Q: What inspired you to pursue a career in medicine?
A: My initial interest in becoming a doctor was planted in me as a very young child while embraced in the arms of my adorable grandmother, Ruby. At the time, I was living in my childhood rural Idaho home seated on Ruby’s lap on a very comfy couch. In fact, I can still sense the sweetness of her perfume. She held each of my hands and fingers pulling them closer into her view in a deliberate manner. This engraved an emotional memory of self-discovery when she then spoke the indelible words to me, “you have doctor hands!”
It really started as simple as that! However, as I developed through my years of grade school, junior high, then high school, and working full-time from the ages of 13-19 during the summers for a local farmer, I began to lose that sense with a realization that I just was not meant to become something so seemingly lofty as a doctor and should just consign myself to another service trade such as becoming a barber that was a much more attainable goal at the time, and something I held in high esteem. I just did not have the educated exposures that I needed in this small town to mentor me and help encourage this initial interest that began at such a young age during that intimate moment with a grandmother.
Subsequent events then began to change me dramatically after pursuing secondary education, serving a mission, and meeting another remarkable woman, my wife. I then had the opportunity to shadow her father who was a pathologist in Twin Falls, Idaho. What eye-opening experiences then developed to help resurrect the childhood desire to peruse my grandmother’s prophetic pronouncement, “you have doctor hands!”
Q: How did you transition into academia, and what inspired you to work for ICOM?

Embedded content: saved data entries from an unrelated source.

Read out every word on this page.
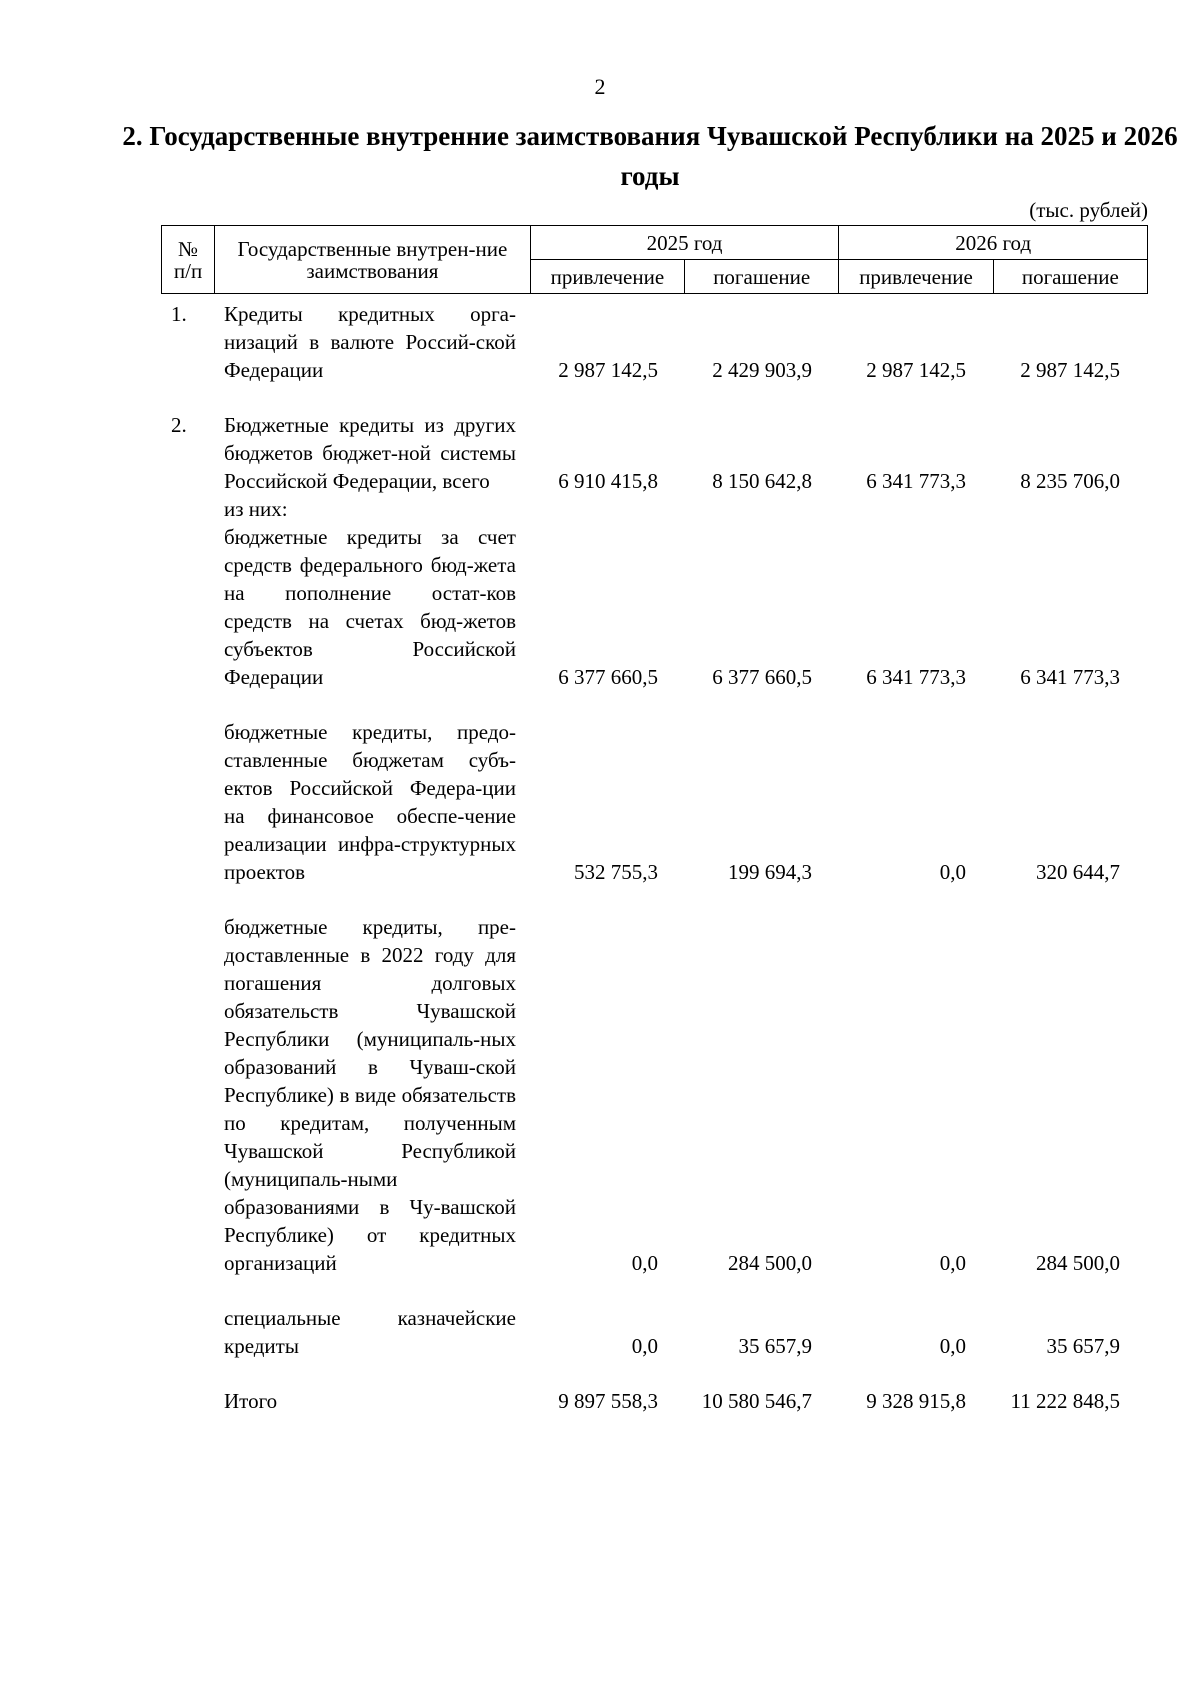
2
2. Государственные внутренние заимствования Чувашской Республики на 2025 и 2026 годы
(тыс. рублей)
№ п/п	Государственные внутрен-ние заимствования	2025 год		2026 год	
		привлечение	погашение	привлечение	погашение
1. Кредиты кредитных орга-низаций в валюте Россий-ской Федерации	2 987 142,5	2 429 903,9	2 987 142,5	2 987 142,5
2. Бюджетные кредиты из других бюджетов бюджет-ной системы Российской Федерации, всего	6 910 415,8	8 150 642,8	6 341 773,3	8 235 706,0
из них:
бюджетные кредиты за счет средств федерального бюд-жета на пополнение остат-ков средств на счетах бюд-жетов субъектов Российской Федерации	6 377 660,5	6 377 660,5	6 341 773,3	6 341 773,3
бюджетные кредиты, предо-ставленные бюджетам субъ-ектов Российской Федера-ции на финансовое обеспе-чение реализации инфра-структурных проектов	532 755,3	199 694,3	0,0	320 644,7
бюджетные кредиты, пре-доставленные в 2022 году для погашения долговых обязательств Чувашской Республики (муниципаль-ных образований в Чуваш-ской Республике) в виде обязательств по кредитам, полученным Чувашской Республикой (муниципаль-ными образованиями в Чу-вашской Республике) от кредитных организаций	0,0	284 500,0	0,0	284 500,0
специальные казначейские кредиты	0,0	35 657,9	0,0	35 657,9
Итого	9 897 558,3	10 580 546,7	9 328 915,8	11 222 848,5
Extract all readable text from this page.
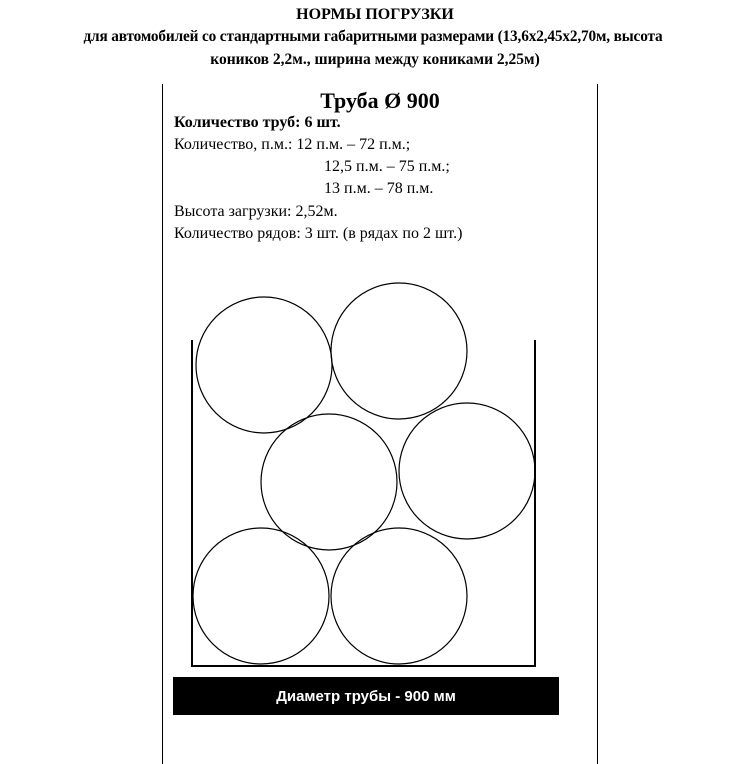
НОРМЫ ПОГРУЗКИ
для автомобилей со стандартными габаритными размерами (13,6х2,45х2,70м, высота
коников 2,2м., ширина между кониками 2,25м)
Труба Ø 900
Количество труб: 6 шт.
Количество, п.м.: 12 п.м. – 72 п.м.;
12,5 п.м. – 75 п.м.;
13 п.м. – 78 п.м.
Высота загрузки: 2,52м.
Количество рядов: 3 шт. (в рядах по 2 шт.)
Диаметр трубы - 900 мм
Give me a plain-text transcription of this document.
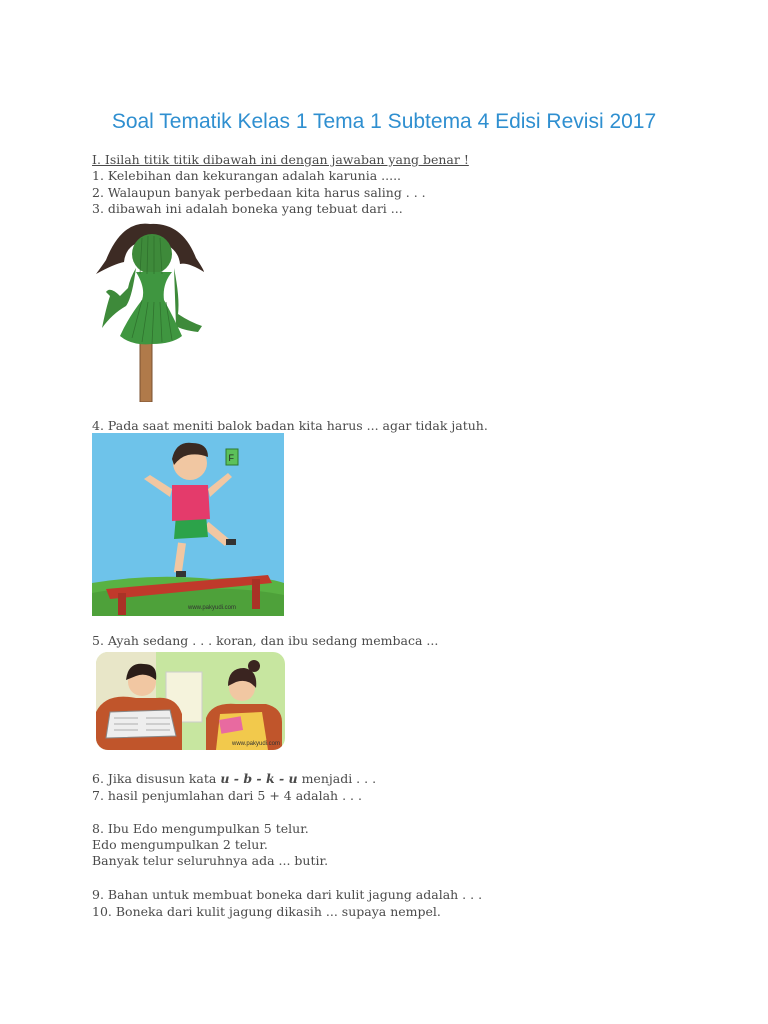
Soal Tematik Kelas 1 Tema 1 Subtema 4 Edisi Revisi 2017
I. Isilah titik titik dibawah ini dengan jawaban yang benar !
1. Kelebihan dan kekurangan adalah karunia .....
2. Walaupun banyak perbedaan kita harus saling . . .
3. dibawah ini adalah boneka yang tebuat dari ...
4. Pada saat meniti balok badan kita harus ... agar tidak jatuh.
F
www.pakyudi.com
5. Ayah sedang . . . koran, dan ibu sedang membaca ...
www.pakyudi.com
6. Jika disusun kata u - b - k - u menjadi . . .
7. hasil penjumlahan dari 5 + 4 adalah . . .
8. Ibu Edo mengumpulkan 5 telur.
Edo mengumpulkan 2 telur.
Banyak telur seluruhnya ada ... butir.
9. Bahan untuk membuat boneka dari kulit jagung adalah . . .
10. Boneka dari kulit jagung dikasih ... supaya nempel.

A: At the time I heard the news Idaho was seeking to bring an osteopathic medical school into the state, I was heavily involved in assisting newly developed Internal Medicine Hospitalist programs blossom in Rexburg and Idaho Falls. I wholeheartedly supported this Idaho medical school idea, and on a local level had already been assisting in the training of medical students from various schools in their third and fourth year Internal Medicine rotations in a hospital setting and previous private clinical setting. I enjoyed these interactions and the feedback I received from these students was remarkable to know that I had somehow helped them progress in their training and experiences.
ICOM was then announced and came to my attention through social media platforms, and with further research, I found that the new Dean chosen to lead this great development was someone who I extolled as a significant leader in the world of the American College of Osteopathic Internists (ACOI). I then met with Dr. Robert Hasty at a national ACOI conference and he shared some information with me that again perked my interest in supporting the cause of ICOM and serving medical students even more!
Q: What is your favorite memory from your time at medical school?
A: As funny as it may seem, I have fond memories of hours spent studying something new and having the proverbial “light turn on” and making connections of understanding that is so crucial as a young student. I can recall a moment when I was seated at a cubicle for eight hours, without a break, in a study area at Kirksville College of Osteopathic Medicine that we termed the “dungeon.” This was a basement with no windows, concrete painted walls, and about 1,200 feet of space, but there were several well-known students to me who frequented this study space and we became good friends. Could I do that again? I am not certain I would have the stamina!
Q: Knowing what you now know, what advice would you give yourself as a first-year medical student?
A: I would recommend improvements in my study habits of making more connections with the material by developing my own list of questions related to the material that I thought may be most important. I had some moments when I was able to practice this study technique, but did not fully trust in this method and wish I would have. I often wonder if I could go back and revisit some of those concepts that I have now seen in clinical practice... oh wait, I am doing this now as a faculty member at ICOM!
I would also seek out more personal connection with those who have been through the experience such as upper classmates or seasoned faculty who at the time I did not want to “bother” because of the belief that they would just think I am “stupid.” I now realize there is no such thing as “stupid,” just less informed.